How Developers and Security Pros Are Responding
As these risks become more visible, the ability to connect models, data sources, APIs, identities, and cloud infrastructure is becoming critical to understanding real exposure.
Wiz is leading this shift, focusing on correlating these layers to reveal how seemingly separate risks can combine into a single attack path. Rather than isolating individual components, this approach maps dependencies, permissions, and exposure paths to understand how risks combine into real attack paths across AI systems.
Other approaches are more data-centric. BigID focuses on improving visibility into data lineage, provenance, and governance. This helps organizations understand where training data comes from and how it is used.
Furthermore, there are runtime-focused approaches.

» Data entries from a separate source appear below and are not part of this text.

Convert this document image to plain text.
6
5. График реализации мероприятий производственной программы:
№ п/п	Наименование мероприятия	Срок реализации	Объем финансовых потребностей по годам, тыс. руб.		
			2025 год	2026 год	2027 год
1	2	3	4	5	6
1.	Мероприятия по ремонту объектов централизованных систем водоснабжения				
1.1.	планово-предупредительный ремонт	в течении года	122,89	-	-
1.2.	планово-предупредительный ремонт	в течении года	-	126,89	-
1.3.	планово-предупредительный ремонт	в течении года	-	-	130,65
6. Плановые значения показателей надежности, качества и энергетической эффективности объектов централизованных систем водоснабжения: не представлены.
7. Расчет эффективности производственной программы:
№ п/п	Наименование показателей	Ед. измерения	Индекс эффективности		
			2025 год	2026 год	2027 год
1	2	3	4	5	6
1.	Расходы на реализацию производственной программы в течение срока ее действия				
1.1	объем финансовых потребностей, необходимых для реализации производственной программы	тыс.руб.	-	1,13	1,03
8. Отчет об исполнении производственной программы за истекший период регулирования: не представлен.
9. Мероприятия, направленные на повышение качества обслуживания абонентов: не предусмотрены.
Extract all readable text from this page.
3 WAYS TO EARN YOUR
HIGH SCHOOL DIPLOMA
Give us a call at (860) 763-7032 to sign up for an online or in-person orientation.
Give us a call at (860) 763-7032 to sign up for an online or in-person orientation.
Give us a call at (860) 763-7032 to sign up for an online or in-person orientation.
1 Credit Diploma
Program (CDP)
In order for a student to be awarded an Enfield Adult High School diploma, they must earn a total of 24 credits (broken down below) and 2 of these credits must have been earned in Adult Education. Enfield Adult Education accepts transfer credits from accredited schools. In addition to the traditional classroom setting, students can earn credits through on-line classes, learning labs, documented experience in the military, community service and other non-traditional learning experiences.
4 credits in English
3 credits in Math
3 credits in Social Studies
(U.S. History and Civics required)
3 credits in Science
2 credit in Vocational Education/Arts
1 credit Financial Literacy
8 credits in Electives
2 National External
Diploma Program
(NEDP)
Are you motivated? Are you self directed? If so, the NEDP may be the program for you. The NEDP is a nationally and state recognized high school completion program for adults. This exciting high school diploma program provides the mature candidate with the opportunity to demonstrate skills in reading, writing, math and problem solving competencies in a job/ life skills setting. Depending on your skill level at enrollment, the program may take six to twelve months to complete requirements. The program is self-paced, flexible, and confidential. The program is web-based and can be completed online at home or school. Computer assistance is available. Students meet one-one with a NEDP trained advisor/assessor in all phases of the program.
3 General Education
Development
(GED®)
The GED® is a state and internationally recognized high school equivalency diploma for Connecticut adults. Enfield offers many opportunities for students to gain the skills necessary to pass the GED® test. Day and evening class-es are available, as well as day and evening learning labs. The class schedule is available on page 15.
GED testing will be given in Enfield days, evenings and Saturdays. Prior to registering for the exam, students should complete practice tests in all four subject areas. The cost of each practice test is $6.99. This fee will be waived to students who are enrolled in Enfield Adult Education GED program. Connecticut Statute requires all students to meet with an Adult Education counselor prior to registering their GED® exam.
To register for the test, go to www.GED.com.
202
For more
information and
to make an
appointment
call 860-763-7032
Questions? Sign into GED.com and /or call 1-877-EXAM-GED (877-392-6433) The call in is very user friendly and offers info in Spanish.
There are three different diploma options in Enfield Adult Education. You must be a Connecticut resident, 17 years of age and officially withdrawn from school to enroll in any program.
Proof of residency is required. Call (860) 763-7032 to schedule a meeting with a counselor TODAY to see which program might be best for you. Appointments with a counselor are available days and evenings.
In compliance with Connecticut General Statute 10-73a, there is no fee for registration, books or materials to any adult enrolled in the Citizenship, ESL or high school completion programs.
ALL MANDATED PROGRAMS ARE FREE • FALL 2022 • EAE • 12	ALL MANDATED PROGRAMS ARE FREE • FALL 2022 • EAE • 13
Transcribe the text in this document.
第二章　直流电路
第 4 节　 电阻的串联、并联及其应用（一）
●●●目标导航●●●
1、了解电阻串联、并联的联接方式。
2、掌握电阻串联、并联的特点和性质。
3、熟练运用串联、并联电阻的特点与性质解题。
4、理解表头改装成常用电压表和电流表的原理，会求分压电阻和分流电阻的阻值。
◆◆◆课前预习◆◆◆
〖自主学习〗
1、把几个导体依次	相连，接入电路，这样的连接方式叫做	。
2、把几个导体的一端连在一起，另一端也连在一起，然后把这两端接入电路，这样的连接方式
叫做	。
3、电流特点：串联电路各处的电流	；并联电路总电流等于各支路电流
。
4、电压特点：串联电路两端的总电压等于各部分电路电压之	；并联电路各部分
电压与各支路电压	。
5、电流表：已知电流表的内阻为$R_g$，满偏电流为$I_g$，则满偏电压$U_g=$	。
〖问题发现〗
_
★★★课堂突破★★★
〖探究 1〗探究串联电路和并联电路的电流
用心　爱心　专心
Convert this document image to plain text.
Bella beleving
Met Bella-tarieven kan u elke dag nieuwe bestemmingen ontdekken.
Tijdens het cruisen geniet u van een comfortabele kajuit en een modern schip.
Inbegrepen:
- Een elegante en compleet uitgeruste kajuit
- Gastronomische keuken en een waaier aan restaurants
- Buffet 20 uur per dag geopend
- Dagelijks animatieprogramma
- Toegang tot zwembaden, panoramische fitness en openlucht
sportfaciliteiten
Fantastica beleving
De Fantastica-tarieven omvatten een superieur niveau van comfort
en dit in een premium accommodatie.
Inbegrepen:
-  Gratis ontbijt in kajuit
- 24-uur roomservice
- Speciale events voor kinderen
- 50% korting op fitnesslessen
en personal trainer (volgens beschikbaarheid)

Protect AI monitors how AI systems behave once deployed, detecting anomalies in how models are queried, how outputs are generated, and how they interact with connected systems.
What Companies Need to Evaluate Now
As AI systems scale, one of the biggest challenges is simply understanding what exists. Teams need visibility into AI assets across the environment, including models, datasets, pipelines, and endpoints, and how they connect.
Next, dependency mapping and third-party evaluations are critical. They should cover both direct and upstream components, such as pre-trained models, APIs, and external data sources.
Furthermore, companies should carefully manage access control. AI systems operate with broad permissions, thereby increasing the potential impact of misuse or compromise. Applying least-privilege principles can help reduce this risk.
Finally, it is important to connect insights across layers. Small exposures can become significant when combined with sensitive data access or excessive permissions, making it essential to identify real attack paths.
Conclusion
AI supply chain security is becoming an enterprise-level concern as AI systems take on greater responsibility within business operations. The way these systems are built and connected has direct implications for trust, governance, and resilience.
Put simply, as adoption continues to grow, treating AI supply chain risk as a core business discipline is becoming essential. Organizations that do this will be better positioned to scale AI with confidence.